Technique: How to prepare eggplant for Sheik al Mehshee
Aug 16, 2011, Updated Jan 02, 2015
This post may contain affiliate links. Please read our disclosure policy.
Eggplant, it turns out, is a controversial vegetable. As many people hate it as they do love it. Yesterday one of my cousins sent me a message: I love your blog. But I HATE EGGPLANT! I have 70 first cousins, so I’m sure she’s not alone in that crowd. Another friend claims he likes eggplant but it doesn’t like him–he’s allergic, his tongue gets all funny when he eats it. Perhaps…but he’s Lebanese and I suspect he doesn’t want to admit, amid my endless raving about it, that eggplant just doesn’t do it for him. My mother and her sisters, on the other hand, would eat eggplant three meals a day if they could.
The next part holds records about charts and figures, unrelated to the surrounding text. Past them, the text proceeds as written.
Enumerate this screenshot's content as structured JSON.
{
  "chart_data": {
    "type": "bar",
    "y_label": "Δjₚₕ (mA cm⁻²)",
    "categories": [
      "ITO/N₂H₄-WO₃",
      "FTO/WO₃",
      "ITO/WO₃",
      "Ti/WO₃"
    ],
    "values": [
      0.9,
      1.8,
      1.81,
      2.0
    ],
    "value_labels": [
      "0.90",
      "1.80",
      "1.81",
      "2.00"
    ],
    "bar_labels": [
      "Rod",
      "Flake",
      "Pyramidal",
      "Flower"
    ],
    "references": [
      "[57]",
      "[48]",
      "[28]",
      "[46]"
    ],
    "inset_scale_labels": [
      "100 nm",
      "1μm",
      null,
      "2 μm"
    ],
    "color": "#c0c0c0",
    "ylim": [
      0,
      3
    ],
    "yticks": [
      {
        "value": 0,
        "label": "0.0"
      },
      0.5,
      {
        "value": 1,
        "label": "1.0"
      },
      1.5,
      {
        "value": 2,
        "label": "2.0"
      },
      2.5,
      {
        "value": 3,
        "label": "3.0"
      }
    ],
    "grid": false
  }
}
The controversy continues when it comes to prepping eggplant. To salt drain or not to salt drain? This step can be important, to purge eggplant’s high water content so it won’t, when cooked in oil, absorb too much. The salt drain is also considered a good way to eradicate any bitterness. But it’s an added step that can, if done hastily or incorrectly, end up making your dish taste saltier than the Gulf of Mexico.
I’ve cooked with eggplant both ways, and have read up on where the experts land on the controversy. My take is that it depends on how you’re cooking the eggplant. If you are sautéing in oil, best to drain the cut-up eggplant first so that you won’t use up half of a bottle of that expensive Stone House blend like I did once (my sister never forgave me). If you do salt and drain, leave it in a colander in the sink for at least 45 minutes and up to two hours. Be sure to rinse the eggplant and then press it dry with paper or other clean, dry towels.
But for the truly delicious Lebanese eggplant dish we are making this week, you can eliminate this step. It just doesn’t make enough of a difference, given that in the end the eggplant is cooked to a meltingly soft texture in tomato sauce, with other savory flavors infused.
You will need to take some time, though, to broil your eggplant to a deep mahogany brown (and I mean dark). The best eggplant for this dish is Globe, which is larger than Italian or Chinese eggplant. Slice the unpeeled eggplant about ½-inch thick and brush both sides lightly with olive oil. Place on a baking sheet under the broiler until the tops are golden, and in some spots charred, about 6-8 minutes (stay nearby and keep an eye on it). Flip the eggplant over and do the same on the opposite side. Alternatively, you can bake the eggplant in a 400 degree oven, on the upper shelf, for about 20 minutes.
I wish you luck trying not to eat up the eggplant just as it is like this, with some thin pita bread and a salt shaker handy. If you can, make some extra so you won’t feel bad about not leaving enough eggplant for the Sheik al Mehshee, which is even more delectable than the roasty eggplant with bread and salt.
I’d like to believe that even the eggplant haters would love to eat Sheik al Mehshee, that if I could just get a bite in their mouths they would agree to its deliciousness. Probably best though if I just agree to disagree, and invite all of you eggplant haters to join me here this week anyway, for a little story that won’t leave a bad taste in your mouth. I promise.